A agressão, denunciada em comunicado de imprensa, ocorreu na semana passada, a um enfermeiro do programa Percursos, responsável pelo tratamento por substituição de opiáceos na ilha Terceira.

“Foi um utente que não quis aceitar algumas das indicações que o enfermeiro estava a dar e, com a ajuda de um segundo utente, partiu para a agressão do profissional de saúde”, relatou Pedro Soares.

O responsável regional da Ordem dos Enfermeiros disse que é a primeira vez que tem conhecimento de um caso de agressão naquela instituição, mas salientou que a violência contra profissionais de saúde tem vindo a aumentar nos Açores.

“Nos últimos meses, principalmente no último ano, já recebemos algumas denúncias por parte de alguns enfermeiros, o que nos faz pensar que os casos têm aumentado nos últimos tempos”, disse.

Entre os exemplos dados por Pedro Soares estão situações ocorridas em centros de vacinação contra a Covid-19 e de testagem da infeção por SARS-CoV-2.

“Nós pensamos que tem a ver com a dinâmica da própria sociedade, com o facto de as pessoas estarem um pouco cansadas de toda esta situação, agora isto não pode servir de desculpa e não podemos tolerar de maneira nenhuma que seja esta a desculpa para terem comportamentos menos dignos para com os profissionais de saúde”, sublinhou.

Segundo o presidente da secção regional da Ordem dos Enfermeiros, a equipa do programa Percursos já tinha alertado para a necessidade de segurança no espaço.

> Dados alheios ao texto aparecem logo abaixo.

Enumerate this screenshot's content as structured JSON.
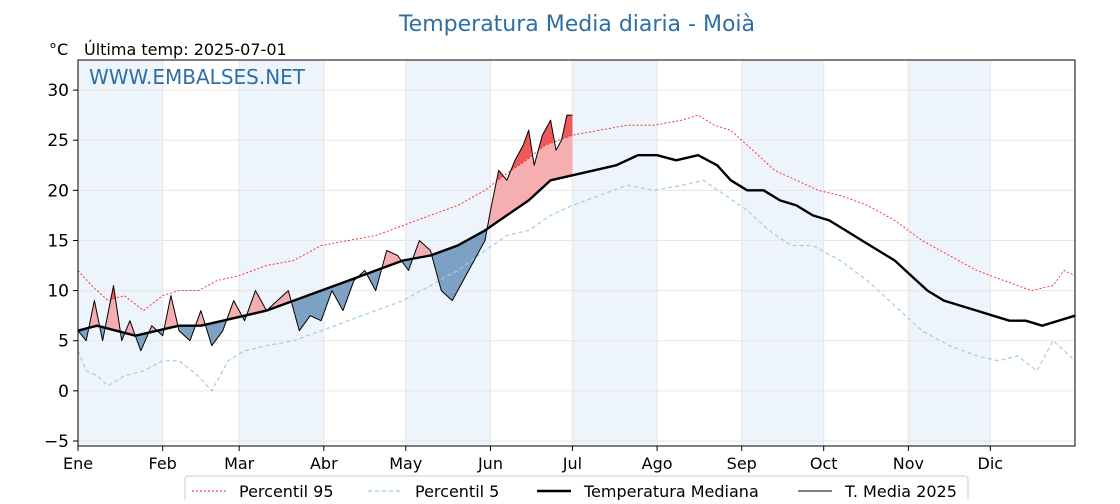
{
  "chart_data": {
    "type": "line",
    "title": "Temperatura Media diaria - Moià",
    "unit_label": "°C",
    "subtitle": "Última temp: 2025-07-01",
    "watermark": "WWW.EMBALSES.NET",
    "ylim": [
      -5.5,
      33
    ],
    "yticks": [
      {
        "value": -5,
        "label": "−5"
      },
      {
        "value": 0,
        "label": "0"
      },
      {
        "value": 5,
        "label": "5"
      },
      {
        "value": 10,
        "label": "10"
      },
      {
        "value": 15,
        "label": "15"
      },
      {
        "value": 20,
        "label": "20"
      },
      {
        "value": 25,
        "label": "25"
      },
      {
        "value": 30,
        "label": "30"
      }
    ],
    "xlim": [
      1,
      366
    ],
    "xticks": [
      {
        "day": 1,
        "label": "Ene"
      },
      {
        "day": 32,
        "label": "Feb"
      },
      {
        "day": 60,
        "label": "Mar"
      },
      {
        "day": 91,
        "label": "Abr"
      },
      {
        "day": 121,
        "label": "May"
      },
      {
        "day": 152,
        "label": "Jun"
      },
      {
        "day": 182,
        "label": "Jul"
      },
      {
        "day": 213,
        "label": "Ago"
      },
      {
        "day": 244,
        "label": "Sep"
      },
      {
        "day": 274,
        "label": "Oct"
      },
      {
        "day": 305,
        "label": "Nov"
      },
      {
        "day": 335,
        "label": "Dic"
      }
    ],
    "grid": true,
    "legend_position": "bottom",
    "colors": {
      "p95": "#ff2020",
      "p5": "#9ed0e0",
      "median": "#000000",
      "current": "#000000",
      "above_fill": "#f4a6a8",
      "above_strong_fill": "#ee5a5a",
      "below_fill": "#6f98bf",
      "band": "#eef4fb",
      "title": "#2f6fa3"
    },
    "series": [
      {
        "key": "p95",
        "name": "Percentil 95",
        "points": [
          [
            1,
            12
          ],
          [
            6,
            10.5
          ],
          [
            12,
            9
          ],
          [
            18,
            9.5
          ],
          [
            25,
            8
          ],
          [
            32,
            9.5
          ],
          [
            38,
            10
          ],
          [
            45,
            10
          ],
          [
            52,
            11
          ],
          [
            60,
            11.5
          ],
          [
            70,
            12.5
          ],
          [
            80,
            13
          ],
          [
            90,
            14.5
          ],
          [
            100,
            15
          ],
          [
            110,
            15.5
          ],
          [
            120,
            16.5
          ],
          [
            130,
            17.5
          ],
          [
            140,
            18.5
          ],
          [
            150,
            20
          ],
          [
            157,
            21.5
          ],
          [
            165,
            23
          ],
          [
            172,
            24.5
          ],
          [
            182,
            25.5
          ],
          [
            192,
            26
          ],
          [
            202,
            26.5
          ],
          [
            212,
            26.5
          ],
          [
            222,
            27
          ],
          [
            228,
            27.5
          ],
          [
            234,
            26.5
          ],
          [
            240,
            26
          ],
          [
            248,
            24
          ],
          [
            256,
            22
          ],
          [
            264,
            21
          ],
          [
            272,
            20
          ],
          [
            280,
            19.5
          ],
          [
            290,
            18.5
          ],
          [
            300,
            17
          ],
          [
            310,
            15
          ],
          [
            320,
            13.5
          ],
          [
            330,
            12
          ],
          [
            340,
            11
          ],
          [
            350,
            10
          ],
          [
            358,
            10.5
          ],
          [
            362,
            12
          ],
          [
            366,
            11.5
          ]
        ]
      },
      {
        "key": "p5",
        "name": "Percentil 5",
        "points": [
          [
            1,
            4
          ],
          [
            4,
            2
          ],
          [
            8,
            1.5
          ],
          [
            12,
            0.5
          ],
          [
            18,
            1.5
          ],
          [
            25,
            2
          ],
          [
            32,
            3
          ],
          [
            38,
            3
          ],
          [
            45,
            1.5
          ],
          [
            50,
            0
          ],
          [
            56,
            3
          ],
          [
            62,
            4
          ],
          [
            70,
            4.5
          ],
          [
            80,
            5
          ],
          [
            90,
            6
          ],
          [
            100,
            7
          ],
          [
            110,
            8
          ],
          [
            120,
            9
          ],
          [
            130,
            10.5
          ],
          [
            140,
            12
          ],
          [
            150,
            14
          ],
          [
            158,
            15.5
          ],
          [
            166,
            16
          ],
          [
            174,
            17.5
          ],
          [
            182,
            18.5
          ],
          [
            192,
            19.5
          ],
          [
            202,
            20.5
          ],
          [
            212,
            20
          ],
          [
            222,
            20.5
          ],
          [
            230,
            21
          ],
          [
            238,
            19.5
          ],
          [
            246,
            18
          ],
          [
            254,
            16
          ],
          [
            262,
            14.5
          ],
          [
            270,
            14.5
          ],
          [
            280,
            13
          ],
          [
            290,
            11
          ],
          [
            300,
            8.5
          ],
          [
            310,
            6
          ],
          [
            320,
            4.5
          ],
          [
            330,
            3.5
          ],
          [
            338,
            3
          ],
          [
            345,
            3.5
          ],
          [
            352,
            2
          ],
          [
            358,
            5
          ],
          [
            362,
            4
          ],
          [
            366,
            3
          ]
        ]
      },
      {
        "key": "median",
        "name": "Temperatura Mediana",
        "points": [
          [
            1,
            6
          ],
          [
            8,
            6.5
          ],
          [
            15,
            6
          ],
          [
            22,
            5.5
          ],
          [
            30,
            6
          ],
          [
            38,
            6.5
          ],
          [
            46,
            6.5
          ],
          [
            54,
            7
          ],
          [
            62,
            7.5
          ],
          [
            70,
            8
          ],
          [
            80,
            9
          ],
          [
            90,
            10
          ],
          [
            100,
            11
          ],
          [
            110,
            12
          ],
          [
            120,
            13
          ],
          [
            130,
            13.5
          ],
          [
            140,
            14.5
          ],
          [
            150,
            16
          ],
          [
            158,
            17.5
          ],
          [
            166,
            19
          ],
          [
            174,
            21
          ],
          [
            182,
            21.5
          ],
          [
            190,
            22
          ],
          [
            198,
            22.5
          ],
          [
            206,
            23.5
          ],
          [
            213,
            23.5
          ],
          [
            220,
            23
          ],
          [
            228,
            23.5
          ],
          [
            235,
            22.5
          ],
          [
            240,
            21
          ],
          [
            246,
            20
          ],
          [
            252,
            20
          ],
          [
            258,
            19
          ],
          [
            264,
            18.5
          ],
          [
            270,
            17.5
          ],
          [
            276,
            17
          ],
          [
            282,
            16
          ],
          [
            288,
            15
          ],
          [
            294,
            14
          ],
          [
            300,
            13
          ],
          [
            306,
            11.5
          ],
          [
            312,
            10
          ],
          [
            318,
            9
          ],
          [
            324,
            8.5
          ],
          [
            330,
            8
          ],
          [
            336,
            7.5
          ],
          [
            342,
            7
          ],
          [
            348,
            7
          ],
          [
            354,
            6.5
          ],
          [
            360,
            7
          ],
          [
            366,
            7.5
          ]
        ]
      },
      {
        "key": "current",
        "name": "T. Media 2025",
        "points": [
          [
            1,
            6
          ],
          [
            4,
            5
          ],
          [
            7,
            9
          ],
          [
            10,
            5
          ],
          [
            14,
            10.5
          ],
          [
            17,
            5
          ],
          [
            20,
            7
          ],
          [
            24,
            4
          ],
          [
            28,
            6.5
          ],
          [
            32,
            5.5
          ],
          [
            35,
            9.5
          ],
          [
            38,
            6
          ],
          [
            42,
            5
          ],
          [
            46,
            8
          ],
          [
            50,
            4.5
          ],
          [
            54,
            6
          ],
          [
            58,
            9
          ],
          [
            62,
            7
          ],
          [
            66,
            10
          ],
          [
            70,
            8
          ],
          [
            74,
            9
          ],
          [
            78,
            10
          ],
          [
            82,
            6
          ],
          [
            86,
            7.5
          ],
          [
            90,
            7
          ],
          [
            94,
            10
          ],
          [
            98,
            8
          ],
          [
            102,
            11
          ],
          [
            106,
            12
          ],
          [
            110,
            10
          ],
          [
            114,
            14
          ],
          [
            118,
            13.5
          ],
          [
            122,
            12
          ],
          [
            126,
            15
          ],
          [
            130,
            14
          ],
          [
            134,
            10
          ],
          [
            138,
            9
          ],
          [
            142,
            11
          ],
          [
            146,
            13
          ],
          [
            150,
            15
          ],
          [
            152,
            18
          ],
          [
            155,
            22
          ],
          [
            158,
            21
          ],
          [
            161,
            23
          ],
          [
            164,
            24.5
          ],
          [
            166,
            26
          ],
          [
            168,
            22.5
          ],
          [
            171,
            25.5
          ],
          [
            174,
            27
          ],
          [
            176,
            24
          ],
          [
            178,
            25
          ],
          [
            180,
            27.5
          ],
          [
            182,
            27.5
          ]
        ]
      }
    ],
    "legend": [
      {
        "key": "p95",
        "label": "Percentil 95"
      },
      {
        "key": "p5",
        "label": "Percentil 5"
      },
      {
        "key": "median",
        "label": "Temperatura Mediana"
      },
      {
        "key": "current",
        "label": "T. Media 2025"
      }
    ]
  }
}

“Aquilo que nos foi transmitido na nossa visita é que houve algum desinvestimento nos últimos anos nesta área na ilha Terceira, o que fez com que não fossem atendidas algumas questões já denunciadas pela equipa, nomeadamente falta de enfermeiros e de segurança”, salientou.

Pelas contas da Ordem, este programa deveria contar com sete enfermeiros, mas tem apenas três ao serviço.

“Nós tememos que isto se repita, porque aquilo que nos dizem nos últimos tempos é que tem vindo a aumentar. Numa população tão específica como esta, facilmente esta situação poderá acontecer novamente e nós não temos dúvidas de que a única forma de ultrapassar isto é que haja segurança efetiva no local”, alertou Pedro Soares.